Madeleine: Eltern und Freunde in Bedrängnis

Die portugiesische Polizei ließ gegenüber der Zeitung „24 Horas“ durchblicken, dass sie dieser neuen Spur ernsthaft nachgeht. Dies berichtet die spanische Zeitung El Mundo.

Demnach erklärten Zeugen, dass es während des Urlaubs der englischen Gruppe um die Familie McCann häufiger zu Treffen der Kinder in den Zimmern gekommen sei. Insgesamt hatten die neun Engländer, die mit Madeleine McCann im Ocean Club von Praia de Luz an der portugiesischen Algarve-Küste Ferien machten, acht Kinder. Sie könnten zur Tatzeit in dem Zimmer gewesen sein. Stimmt dies, wäre eine Entführung so gut wie ausgeschlossen, denn eines der Kinder hätte mit Sicherheit Alarm geschlagen. Ein Sprecher der Familie wies diese Möglichkeit zurück.

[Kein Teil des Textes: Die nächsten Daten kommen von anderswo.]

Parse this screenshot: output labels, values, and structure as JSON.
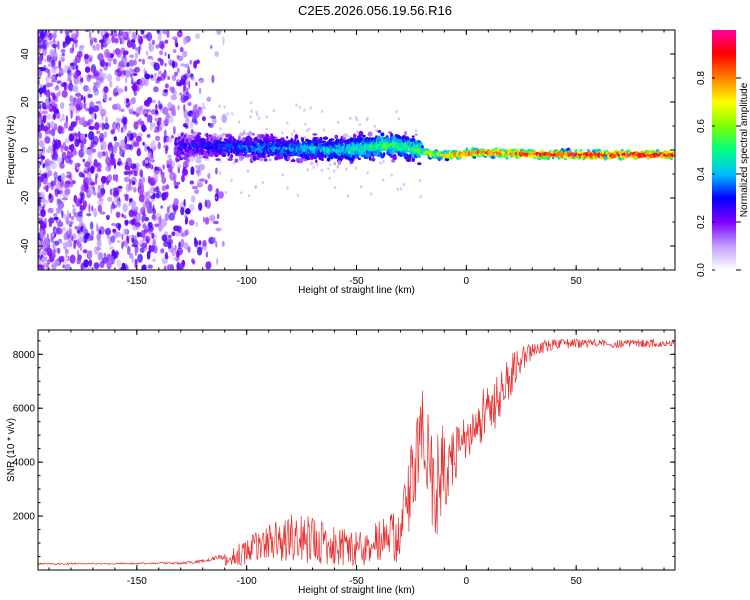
{
  "title": "C2E5.2026.056.19.56.R16",
  "colors": {
    "snr_line": "#e83030",
    "spectrogram_noise": "#8a3cf0",
    "spectrogram_core": "#00c0ff",
    "spectrogram_peak": "#e81010",
    "axis": "#000000",
    "background": "#ffffff"
  },
  "chart_data": [
    {
      "id": "spectrogram",
      "type": "heatmap",
      "xlabel": "Height of straight line (km)",
      "ylabel": "Frequency (Hz)",
      "xlim": [
        -195,
        95
      ],
      "ylim": [
        -50,
        50
      ],
      "x_ticks": [
        -150,
        -100,
        -50,
        0,
        50
      ],
      "y_ticks": [
        -40,
        -20,
        0,
        20,
        40
      ],
      "colorbar": {
        "label": "Normalized spectral amplitude",
        "range": [
          0,
          1
        ],
        "ticks": [
          0,
          0.2,
          0.4,
          0.6,
          0.8
        ],
        "tick_labels": [
          "0.0",
          "0.2",
          "0.4",
          "0.6",
          "0.8"
        ],
        "colormap": [
          "#ffffff",
          "#c0a0ff",
          "#7f00ff",
          "#0000ff",
          "#00c0ff",
          "#00ff80",
          "#80ff00",
          "#ffff00",
          "#ff8000",
          "#ff0000",
          "#ff00a0"
        ]
      },
      "signal_profile": {
        "x": [
          -130,
          -100,
          -75,
          -55,
          -45,
          -35,
          -25,
          -15,
          -5,
          5,
          20,
          50,
          92
        ],
        "center_freq_hz": [
          2,
          1,
          0.5,
          0,
          1,
          2,
          1,
          -2,
          -2,
          -1,
          -1.5,
          -2,
          -2
        ],
        "amplitude": [
          0.25,
          0.35,
          0.4,
          0.45,
          0.5,
          0.55,
          0.5,
          0.7,
          0.8,
          0.85,
          0.9,
          0.95,
          0.95
        ]
      }
    },
    {
      "id": "snr",
      "type": "line",
      "xlabel": "Height of straight line (km)",
      "ylabel": "SNR (10 * v/v)",
      "xlim": [
        -195,
        95
      ],
      "ylim": [
        0,
        8900
      ],
      "x_ticks": [
        -150,
        -100,
        -50,
        0,
        50
      ],
      "y_ticks": [
        2000,
        4000,
        6000,
        8000
      ],
      "series": [
        {
          "name": "SNR",
          "x": [
            -195,
            -150,
            -130,
            -120,
            -110,
            -100,
            -90,
            -80,
            -70,
            -60,
            -50,
            -40,
            -30,
            -25,
            -20,
            -15,
            -10,
            -5,
            0,
            5,
            10,
            15,
            20,
            25,
            30,
            40,
            60,
            80,
            92
          ],
          "y": [
            200,
            210,
            220,
            260,
            380,
            700,
            1000,
            1200,
            1100,
            900,
            800,
            1000,
            1300,
            3200,
            5000,
            3000,
            3700,
            4500,
            5000,
            5200,
            6300,
            6300,
            7200,
            7800,
            8100,
            8400,
            8400,
            8400,
            8400
          ],
          "noise_amplitude": [
            60,
            60,
            80,
            120,
            250,
            500,
            700,
            900,
            900,
            700,
            700,
            800,
            1000,
            1600,
            1800,
            2000,
            1800,
            1200,
            900,
            800,
            1200,
            1000,
            800,
            500,
            300,
            200,
            150,
            150,
            150
          ]
        }
      ]
    }
  ]
}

Wo war Russell O´Brian wirklich?

Die Polizei geht außerdem weiterhin den widersprüchlichen Aussagen der Freunde der Familie McCann nach. Russell O´Brian, der zusammen mit den McCanns in der Tapas-Bar feierte, während ihre Kinder (angeblich) in ihren Appartments blieben, hatte ausgesagt, er sei um 21.30 in seine Ferienwohung gegangen und habe festgestellt, dass sich seine Tochter dort übergeben habe. Deshalb sei er auch erst um 22 Uhr wieder zu der Feier zurückgekommen – er habe nämlich noch an der Rezeption ein neues Bettlaken geordert. Das Problem für O´Brian ist, dass sich niemand vom Personal der Hotelanlage daran erinnern kann. Was hat er also in dieser Zeit getan?

„Tapas Nine“ – Statistik spricht nicht für die Unschuld der McCanns

Seine Frau jedenfalls, Jane Tanner, die ebenfalls in der Tapas-Bar feierte, will um 21.15 einen Mann gesehen haben, der mit einem Kind im Arm die Anlage verlassen hat. Aber andere Zeugen für diese angebliche Entführung gibt es bis heute nicht.

Die englische Presse nennt die Familie McCann und ihre Freunde mittlerweile die „Tapas Nine“ – in Anspielung auf die Gaunerbande des Filmklassikers „Ocean´s Eleven“. Auch bei Umfragen unter der englischsprachigen Bevölkerung der Costa Blanca will niemand mehr an die völlige Unschuld der McCanns glauben.

Die Statistik gibt ihnen recht: 85 Prozent aller vermissten Kinder in Europa werden von ihren eigenen Eltern oder von Verwandtet getötet, nur fünf Prozent werden Opfer von Fremden.